Risky metaphors
Deep knowledge and understanding is not easy, but associating concepts with images if only symbolic can be a powerful way of learning, boosting confidence in the concepts and allowing elaboration and increased understanding. In various fields, such collective imagery is a cultural inheritance, facilitating the transmission of ideas and giving a valuable vision of reality.
However, such iconography becomes more and more difficult and risky for fundamental physics. There are no conventional images for microsystems and moreover we have no authority to invent them. In addition, these representations are usually not self-explanatory but require their own interpretation using other metaphors. Consider the representation of the "constituent" quarks of a proton as small "coloured" spheres, suggesting an image of "particles" building a "particle" all the words in quotes are dubious metaphors.
Human imagination and scientific creativity work by evoking sensory impressions. For the microworld, our intuition rests on formulating the visual imagery of the underlying mathematical structure of a physical theory. Bubble chamber pictures can be held up as visualizations of particle interactions, but because of the complexity of the experimental setup, such pictures are many layers removed from the "raw" mechanisms of particle collisions. The pictures show the result of particles interacting, but not how they interact.
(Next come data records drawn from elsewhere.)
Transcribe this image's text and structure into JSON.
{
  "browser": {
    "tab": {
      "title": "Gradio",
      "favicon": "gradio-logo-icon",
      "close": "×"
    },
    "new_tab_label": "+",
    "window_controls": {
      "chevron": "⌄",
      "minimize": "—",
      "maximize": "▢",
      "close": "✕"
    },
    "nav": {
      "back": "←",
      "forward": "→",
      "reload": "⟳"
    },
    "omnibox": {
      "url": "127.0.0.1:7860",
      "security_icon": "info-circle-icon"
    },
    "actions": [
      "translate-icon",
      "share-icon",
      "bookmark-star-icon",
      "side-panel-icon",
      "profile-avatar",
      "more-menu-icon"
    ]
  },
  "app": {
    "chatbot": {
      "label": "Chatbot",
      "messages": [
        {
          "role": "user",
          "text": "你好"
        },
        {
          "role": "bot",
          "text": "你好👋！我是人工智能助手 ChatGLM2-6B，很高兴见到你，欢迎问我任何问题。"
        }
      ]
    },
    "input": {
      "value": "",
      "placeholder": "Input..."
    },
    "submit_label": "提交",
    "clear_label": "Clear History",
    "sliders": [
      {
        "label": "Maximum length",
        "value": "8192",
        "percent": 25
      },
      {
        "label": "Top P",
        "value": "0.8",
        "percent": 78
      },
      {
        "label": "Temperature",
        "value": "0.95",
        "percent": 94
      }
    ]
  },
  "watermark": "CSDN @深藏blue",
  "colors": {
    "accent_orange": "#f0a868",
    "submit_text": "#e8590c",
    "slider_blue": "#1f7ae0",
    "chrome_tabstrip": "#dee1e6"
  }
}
On the other hand, Feynman diagrams provide a valuable glimpse of an otherwise highly intangible world. However, a lot of work is needed to formulate such enlightenment: but we can use them as a starting point for metaphors which are more correct than those based on classical concepts.
The main problem with metaphors, useful though they are, is that they do not give any clear indication of their areas of applicability. Using them out of context can lead to misunderstandings. They may be effective tools for informed scientists, but a straw in the wind otherwise. Metaphors can help bridge an intellectual gap, but there is no substitute for understanding. Ultimately we have to exploit logic, not facile pictures.
The role of science is to explain, to communicate. There are communication difficulties, but the more conspicuous they are, the more effort should go into overcoming them.
Another paradox is that the popularization of science is not always popular among scientists. Many see it as a lowering of standards, a loss of rigour. Whilst remembering Einstein's advice that "everything should be made as simple as possible but not simpler", scientists must nevertheless be tolerant of efforts to communicate difficult ideas and help to bridge the gap between scientists and the public.
Happily, there is now an increased interest in such "outreach" activities in particle physics by individuals and institutions. In France, where most scientists are civil servants, this duty has recently been written into their contracts of employment. In the UK, research groups are allowed to devote up to 1% of their research resources in education and communication activities.
In the USA, major experiments are engaged in a broad spectrum of outreach initiatives, and in particular the ATLAS and CMS groups for CERN's LHC collider are highly productive. In Europe, an overall "European Particle Physics Outreach Group" has recently been set up, coordinated at CERN by Frank Close.
For all these initiatives, the goal is to convey emotion the thrill and excitement of frontier research and discovery. We are fortunate that our business is to investigate some of the most interesting and fundamental issues in the history of science and of civilization itself. What better subject matter could there be?